Dans le document LES ADOLESCENTS FACE AUX IMAGES VIOLENTES (Page 39-43)

Les jeunes enquêtés du Groupe 1 construisent une distance avec ces plateformes, s’en servant pour garder le contact avec des proches ou pour se faire une sorte de « carte d’identité » virtuelle. On peut y déceler une « compétence stratégique », définie par Périne Brotcorne et Gérard Valenduc (2009,

p. 54) comme « l’aptitude à utiliser l’information de manière proactive, à lui donner du sens dans son propre cadre de vie et à prendre des décisions en vue d’agir sur son environnement professionnel et personnel ». Dès le premier entretien dans l’établissement 1, les adolescents se montrent très à l’aise pour exposer leur stratégie sur les réseaux sociaux.
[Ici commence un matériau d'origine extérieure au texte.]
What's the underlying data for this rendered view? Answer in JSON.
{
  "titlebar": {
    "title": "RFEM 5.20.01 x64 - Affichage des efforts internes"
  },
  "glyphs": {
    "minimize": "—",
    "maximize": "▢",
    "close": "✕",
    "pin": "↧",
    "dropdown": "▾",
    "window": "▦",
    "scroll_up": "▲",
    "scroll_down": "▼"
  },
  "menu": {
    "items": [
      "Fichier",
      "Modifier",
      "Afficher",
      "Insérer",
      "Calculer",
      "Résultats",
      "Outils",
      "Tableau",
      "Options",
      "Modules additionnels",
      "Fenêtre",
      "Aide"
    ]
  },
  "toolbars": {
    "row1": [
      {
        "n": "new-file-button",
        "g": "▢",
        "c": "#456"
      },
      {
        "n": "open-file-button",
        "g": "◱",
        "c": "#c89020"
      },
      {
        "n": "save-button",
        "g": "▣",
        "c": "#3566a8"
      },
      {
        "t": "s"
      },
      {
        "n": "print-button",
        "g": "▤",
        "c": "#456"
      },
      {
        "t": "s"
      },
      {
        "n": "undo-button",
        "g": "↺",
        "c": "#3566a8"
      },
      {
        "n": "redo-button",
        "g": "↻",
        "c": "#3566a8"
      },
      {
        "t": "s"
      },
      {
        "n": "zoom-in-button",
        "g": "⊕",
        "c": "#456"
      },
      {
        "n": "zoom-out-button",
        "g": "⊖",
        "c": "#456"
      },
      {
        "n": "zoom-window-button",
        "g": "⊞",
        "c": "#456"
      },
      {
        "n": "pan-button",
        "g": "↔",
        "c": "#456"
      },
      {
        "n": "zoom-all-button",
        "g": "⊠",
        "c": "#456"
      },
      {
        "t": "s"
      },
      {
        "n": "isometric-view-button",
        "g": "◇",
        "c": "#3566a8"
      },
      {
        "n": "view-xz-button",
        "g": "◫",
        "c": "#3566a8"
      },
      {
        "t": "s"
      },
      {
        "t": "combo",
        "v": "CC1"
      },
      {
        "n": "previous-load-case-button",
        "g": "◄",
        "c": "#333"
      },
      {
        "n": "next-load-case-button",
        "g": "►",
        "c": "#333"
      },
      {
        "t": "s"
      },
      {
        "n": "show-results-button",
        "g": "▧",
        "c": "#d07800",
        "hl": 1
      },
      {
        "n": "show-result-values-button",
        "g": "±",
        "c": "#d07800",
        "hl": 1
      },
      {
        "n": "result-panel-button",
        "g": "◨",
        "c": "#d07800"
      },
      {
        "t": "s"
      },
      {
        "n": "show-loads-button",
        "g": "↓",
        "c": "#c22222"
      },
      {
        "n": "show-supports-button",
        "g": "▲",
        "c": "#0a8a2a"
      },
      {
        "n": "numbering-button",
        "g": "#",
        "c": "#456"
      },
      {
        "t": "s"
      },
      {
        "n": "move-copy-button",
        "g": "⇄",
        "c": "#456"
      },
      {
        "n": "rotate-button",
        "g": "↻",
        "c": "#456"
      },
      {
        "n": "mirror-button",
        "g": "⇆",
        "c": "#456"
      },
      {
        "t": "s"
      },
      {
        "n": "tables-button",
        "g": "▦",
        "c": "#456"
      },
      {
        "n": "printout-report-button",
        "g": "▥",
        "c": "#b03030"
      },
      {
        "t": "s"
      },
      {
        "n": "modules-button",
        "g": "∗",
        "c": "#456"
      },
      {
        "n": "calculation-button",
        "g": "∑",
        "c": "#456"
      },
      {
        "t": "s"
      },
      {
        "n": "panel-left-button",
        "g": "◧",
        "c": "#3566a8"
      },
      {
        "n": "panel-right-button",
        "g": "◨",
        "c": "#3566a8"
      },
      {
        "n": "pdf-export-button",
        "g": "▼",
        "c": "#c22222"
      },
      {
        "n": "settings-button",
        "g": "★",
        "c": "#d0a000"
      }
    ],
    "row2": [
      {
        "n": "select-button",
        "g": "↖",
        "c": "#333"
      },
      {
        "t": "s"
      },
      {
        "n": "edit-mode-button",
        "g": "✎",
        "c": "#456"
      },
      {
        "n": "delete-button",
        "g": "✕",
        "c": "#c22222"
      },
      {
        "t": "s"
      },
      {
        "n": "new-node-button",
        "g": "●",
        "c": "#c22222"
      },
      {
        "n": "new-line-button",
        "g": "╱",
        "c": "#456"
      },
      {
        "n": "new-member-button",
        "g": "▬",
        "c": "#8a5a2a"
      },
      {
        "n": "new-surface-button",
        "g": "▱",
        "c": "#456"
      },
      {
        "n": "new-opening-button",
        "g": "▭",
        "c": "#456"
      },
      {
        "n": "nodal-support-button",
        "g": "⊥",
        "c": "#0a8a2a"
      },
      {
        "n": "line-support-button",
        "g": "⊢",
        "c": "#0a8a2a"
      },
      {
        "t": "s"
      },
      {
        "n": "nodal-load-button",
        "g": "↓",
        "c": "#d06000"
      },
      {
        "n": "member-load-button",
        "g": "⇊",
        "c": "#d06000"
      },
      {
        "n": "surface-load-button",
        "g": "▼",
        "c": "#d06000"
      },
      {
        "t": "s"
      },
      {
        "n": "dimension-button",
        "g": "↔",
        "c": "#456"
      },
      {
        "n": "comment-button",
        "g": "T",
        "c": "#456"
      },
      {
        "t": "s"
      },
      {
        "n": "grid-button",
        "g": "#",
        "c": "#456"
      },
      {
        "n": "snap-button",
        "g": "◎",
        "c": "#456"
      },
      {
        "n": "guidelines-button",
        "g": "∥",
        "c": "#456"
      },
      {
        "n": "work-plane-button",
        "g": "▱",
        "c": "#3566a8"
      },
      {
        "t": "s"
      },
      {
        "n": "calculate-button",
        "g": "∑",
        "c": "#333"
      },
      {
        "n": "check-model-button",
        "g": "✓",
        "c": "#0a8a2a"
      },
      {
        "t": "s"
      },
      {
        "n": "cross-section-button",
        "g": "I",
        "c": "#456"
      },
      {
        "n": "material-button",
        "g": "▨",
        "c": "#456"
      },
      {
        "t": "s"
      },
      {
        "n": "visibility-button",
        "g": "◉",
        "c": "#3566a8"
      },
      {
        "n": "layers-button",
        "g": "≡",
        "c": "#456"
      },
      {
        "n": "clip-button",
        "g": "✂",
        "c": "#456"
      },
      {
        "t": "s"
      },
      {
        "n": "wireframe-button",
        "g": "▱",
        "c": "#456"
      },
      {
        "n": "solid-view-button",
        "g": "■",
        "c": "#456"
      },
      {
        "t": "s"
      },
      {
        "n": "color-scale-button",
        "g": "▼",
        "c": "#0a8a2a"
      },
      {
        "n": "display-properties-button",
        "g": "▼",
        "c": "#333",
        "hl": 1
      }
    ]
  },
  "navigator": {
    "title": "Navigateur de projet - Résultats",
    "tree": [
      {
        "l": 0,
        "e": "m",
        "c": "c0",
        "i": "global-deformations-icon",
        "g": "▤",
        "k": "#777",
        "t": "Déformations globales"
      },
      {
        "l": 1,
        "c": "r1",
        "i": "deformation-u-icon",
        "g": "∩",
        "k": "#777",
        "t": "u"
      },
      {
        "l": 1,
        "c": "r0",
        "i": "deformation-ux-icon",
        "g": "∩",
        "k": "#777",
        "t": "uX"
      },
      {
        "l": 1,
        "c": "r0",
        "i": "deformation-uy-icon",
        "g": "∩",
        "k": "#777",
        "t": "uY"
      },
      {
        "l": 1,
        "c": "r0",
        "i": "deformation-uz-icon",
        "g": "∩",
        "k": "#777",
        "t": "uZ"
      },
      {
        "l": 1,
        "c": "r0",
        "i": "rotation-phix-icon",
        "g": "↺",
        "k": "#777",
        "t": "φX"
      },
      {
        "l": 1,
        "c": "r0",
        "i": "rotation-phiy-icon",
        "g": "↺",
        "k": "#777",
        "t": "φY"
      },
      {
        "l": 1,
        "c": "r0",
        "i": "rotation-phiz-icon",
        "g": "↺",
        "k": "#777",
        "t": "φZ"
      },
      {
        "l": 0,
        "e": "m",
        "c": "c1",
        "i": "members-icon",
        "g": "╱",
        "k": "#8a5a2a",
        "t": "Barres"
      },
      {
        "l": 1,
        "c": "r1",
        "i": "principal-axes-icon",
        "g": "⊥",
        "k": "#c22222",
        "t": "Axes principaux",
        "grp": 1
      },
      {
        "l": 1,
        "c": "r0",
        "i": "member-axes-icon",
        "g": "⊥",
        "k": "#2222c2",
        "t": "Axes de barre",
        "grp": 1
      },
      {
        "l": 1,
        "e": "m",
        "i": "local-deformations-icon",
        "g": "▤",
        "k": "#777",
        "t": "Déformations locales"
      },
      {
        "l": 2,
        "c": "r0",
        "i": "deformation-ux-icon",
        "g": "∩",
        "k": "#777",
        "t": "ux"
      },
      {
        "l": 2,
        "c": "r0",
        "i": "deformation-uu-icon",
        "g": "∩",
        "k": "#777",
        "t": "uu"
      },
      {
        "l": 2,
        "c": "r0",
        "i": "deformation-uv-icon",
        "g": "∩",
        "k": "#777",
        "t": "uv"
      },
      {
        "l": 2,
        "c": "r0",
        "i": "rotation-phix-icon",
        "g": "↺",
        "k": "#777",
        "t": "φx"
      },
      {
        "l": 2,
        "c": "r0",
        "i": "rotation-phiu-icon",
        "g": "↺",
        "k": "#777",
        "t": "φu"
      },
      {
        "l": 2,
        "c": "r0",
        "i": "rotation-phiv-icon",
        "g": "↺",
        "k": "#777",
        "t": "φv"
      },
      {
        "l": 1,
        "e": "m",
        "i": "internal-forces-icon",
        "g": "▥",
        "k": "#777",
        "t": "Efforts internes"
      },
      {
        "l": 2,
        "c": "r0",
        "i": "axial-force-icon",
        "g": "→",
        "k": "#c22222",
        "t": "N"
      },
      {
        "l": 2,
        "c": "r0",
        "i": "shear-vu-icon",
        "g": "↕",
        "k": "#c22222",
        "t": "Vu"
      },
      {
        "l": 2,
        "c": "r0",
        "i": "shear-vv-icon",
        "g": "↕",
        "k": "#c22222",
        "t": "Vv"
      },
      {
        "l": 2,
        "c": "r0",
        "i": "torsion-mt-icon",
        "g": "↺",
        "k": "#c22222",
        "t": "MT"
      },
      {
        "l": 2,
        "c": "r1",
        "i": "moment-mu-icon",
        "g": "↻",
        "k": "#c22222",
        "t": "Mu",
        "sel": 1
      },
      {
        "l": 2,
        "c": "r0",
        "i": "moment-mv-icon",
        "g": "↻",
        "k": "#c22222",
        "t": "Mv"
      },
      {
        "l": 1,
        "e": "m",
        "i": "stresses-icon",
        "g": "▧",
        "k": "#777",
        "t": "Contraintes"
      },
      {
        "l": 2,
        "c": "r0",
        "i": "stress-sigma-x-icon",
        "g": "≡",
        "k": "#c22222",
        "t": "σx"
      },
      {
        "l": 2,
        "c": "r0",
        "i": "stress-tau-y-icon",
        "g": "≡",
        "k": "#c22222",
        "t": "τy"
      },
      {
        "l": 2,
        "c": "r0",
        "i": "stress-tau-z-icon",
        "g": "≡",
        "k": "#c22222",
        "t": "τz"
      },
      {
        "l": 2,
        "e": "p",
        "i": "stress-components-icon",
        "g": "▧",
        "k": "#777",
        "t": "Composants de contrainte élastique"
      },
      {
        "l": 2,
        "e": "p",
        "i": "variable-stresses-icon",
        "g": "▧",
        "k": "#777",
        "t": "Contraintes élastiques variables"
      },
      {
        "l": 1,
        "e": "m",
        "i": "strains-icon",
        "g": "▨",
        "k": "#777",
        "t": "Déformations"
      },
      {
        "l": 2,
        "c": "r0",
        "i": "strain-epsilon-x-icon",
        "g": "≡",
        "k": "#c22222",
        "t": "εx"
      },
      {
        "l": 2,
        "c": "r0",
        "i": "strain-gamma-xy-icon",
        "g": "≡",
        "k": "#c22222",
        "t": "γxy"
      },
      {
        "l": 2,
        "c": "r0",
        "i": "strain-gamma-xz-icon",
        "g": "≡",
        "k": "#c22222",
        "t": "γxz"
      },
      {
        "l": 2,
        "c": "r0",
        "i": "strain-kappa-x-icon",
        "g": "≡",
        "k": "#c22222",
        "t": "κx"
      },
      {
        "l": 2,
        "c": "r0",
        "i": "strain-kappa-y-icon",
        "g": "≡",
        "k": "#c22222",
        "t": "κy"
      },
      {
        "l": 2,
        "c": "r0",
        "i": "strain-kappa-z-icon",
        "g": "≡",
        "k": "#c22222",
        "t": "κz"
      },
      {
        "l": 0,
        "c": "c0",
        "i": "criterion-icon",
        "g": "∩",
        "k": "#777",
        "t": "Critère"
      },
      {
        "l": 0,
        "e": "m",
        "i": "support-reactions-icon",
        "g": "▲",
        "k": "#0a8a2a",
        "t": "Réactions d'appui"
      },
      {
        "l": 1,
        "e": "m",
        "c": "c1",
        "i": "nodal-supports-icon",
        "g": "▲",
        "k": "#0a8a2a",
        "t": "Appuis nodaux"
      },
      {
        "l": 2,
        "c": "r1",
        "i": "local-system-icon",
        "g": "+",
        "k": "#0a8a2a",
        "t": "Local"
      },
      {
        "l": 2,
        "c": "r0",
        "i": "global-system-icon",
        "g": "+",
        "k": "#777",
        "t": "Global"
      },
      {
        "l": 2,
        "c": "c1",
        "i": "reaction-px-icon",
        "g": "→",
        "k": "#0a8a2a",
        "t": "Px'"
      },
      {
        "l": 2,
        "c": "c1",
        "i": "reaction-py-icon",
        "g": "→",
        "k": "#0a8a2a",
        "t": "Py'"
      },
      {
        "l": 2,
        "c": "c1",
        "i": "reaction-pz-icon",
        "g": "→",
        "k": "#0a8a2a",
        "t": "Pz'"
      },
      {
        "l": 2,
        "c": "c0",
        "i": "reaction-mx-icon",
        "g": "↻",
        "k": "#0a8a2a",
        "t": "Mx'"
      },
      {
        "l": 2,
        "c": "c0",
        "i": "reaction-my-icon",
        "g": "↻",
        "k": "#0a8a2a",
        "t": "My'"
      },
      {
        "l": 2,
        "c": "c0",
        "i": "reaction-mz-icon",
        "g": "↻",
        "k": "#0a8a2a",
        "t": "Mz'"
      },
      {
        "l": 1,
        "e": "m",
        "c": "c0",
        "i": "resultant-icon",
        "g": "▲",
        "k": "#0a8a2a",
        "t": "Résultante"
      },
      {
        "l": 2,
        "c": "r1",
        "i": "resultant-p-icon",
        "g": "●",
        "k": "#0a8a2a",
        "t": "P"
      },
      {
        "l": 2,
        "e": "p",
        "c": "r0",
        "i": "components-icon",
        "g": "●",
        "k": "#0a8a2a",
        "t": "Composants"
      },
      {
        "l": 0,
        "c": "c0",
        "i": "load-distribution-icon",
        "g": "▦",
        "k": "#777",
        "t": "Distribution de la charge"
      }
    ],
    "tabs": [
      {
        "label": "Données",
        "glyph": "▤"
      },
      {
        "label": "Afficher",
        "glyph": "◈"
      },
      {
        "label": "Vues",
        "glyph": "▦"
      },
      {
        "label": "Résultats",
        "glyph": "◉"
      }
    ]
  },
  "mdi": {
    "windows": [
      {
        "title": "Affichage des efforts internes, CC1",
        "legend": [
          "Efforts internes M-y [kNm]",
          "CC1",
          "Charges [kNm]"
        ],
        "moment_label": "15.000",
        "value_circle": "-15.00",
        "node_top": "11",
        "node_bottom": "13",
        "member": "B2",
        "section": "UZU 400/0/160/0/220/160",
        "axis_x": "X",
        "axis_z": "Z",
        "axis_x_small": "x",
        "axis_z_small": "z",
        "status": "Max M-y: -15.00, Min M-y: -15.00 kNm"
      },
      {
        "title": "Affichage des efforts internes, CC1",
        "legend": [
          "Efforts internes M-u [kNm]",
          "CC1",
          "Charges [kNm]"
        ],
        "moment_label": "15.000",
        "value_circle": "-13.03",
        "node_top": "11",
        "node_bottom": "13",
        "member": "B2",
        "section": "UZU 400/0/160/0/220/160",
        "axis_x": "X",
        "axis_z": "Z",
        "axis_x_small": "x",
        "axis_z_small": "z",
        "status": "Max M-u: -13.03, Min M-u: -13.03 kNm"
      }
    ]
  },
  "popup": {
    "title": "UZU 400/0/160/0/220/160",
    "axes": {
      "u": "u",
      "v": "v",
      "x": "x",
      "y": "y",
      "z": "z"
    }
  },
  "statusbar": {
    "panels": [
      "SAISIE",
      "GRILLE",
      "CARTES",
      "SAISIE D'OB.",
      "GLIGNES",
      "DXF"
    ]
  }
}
Ils ont pratiquement tous ouvert un compte sur Facebook, d’autant que le lycée le leur impose depuis la seconde.

Elias : […] c’est vrai que Facebook ça a maintenant un côté un peu plus officiel, ça veut dire que, bah, ça a été créé en 2004, du coup il y a le temps qui est passé, et, voilà, pour nous je dirai que c’est presque, notre carte d’identité des réseaux sociaux, je pense…

Plusieurs personnes approuvent.

Elias : Ça veut dire que c’est la première étape, fin, le premier réflexe qu’on va avoir quand on découvre quelqu’un au lycée…

Plusieurs autour de lui approuvent.

Elias : c’est qu’on va chercher son nom sur Facebook, et ça voilà, fin, un peu… Une fille: Ah, c’est elle qui stalk32 (Rires forts de plusieurs personnes).

Elias : Non, mais il y a vraiment ça. Il faut faire attention à ce qu’on poste, et il faut vraiment donner l’image qu’on a envie de donner de nous.

Louis : Ah, oui.

Elias : Et en plus les nouvelles générations, nous, on a beaucoup plus de recul qu’avant, quand on était au collège. Je crois qu’on a un peu déserté Facebook, ou au moins on poste beaucoup moins de choses dessus et on va peut-être changer sa photo de profil une fois tous les cinq mois et après…

Fille : Voilà…

Elias : Et encore, et voilà quoi. Donc du coup… on fait également attention à ce qu’on va « aimer » sur Facebook et tout, pour, voilà, donner l’image qu’on a envie de donner.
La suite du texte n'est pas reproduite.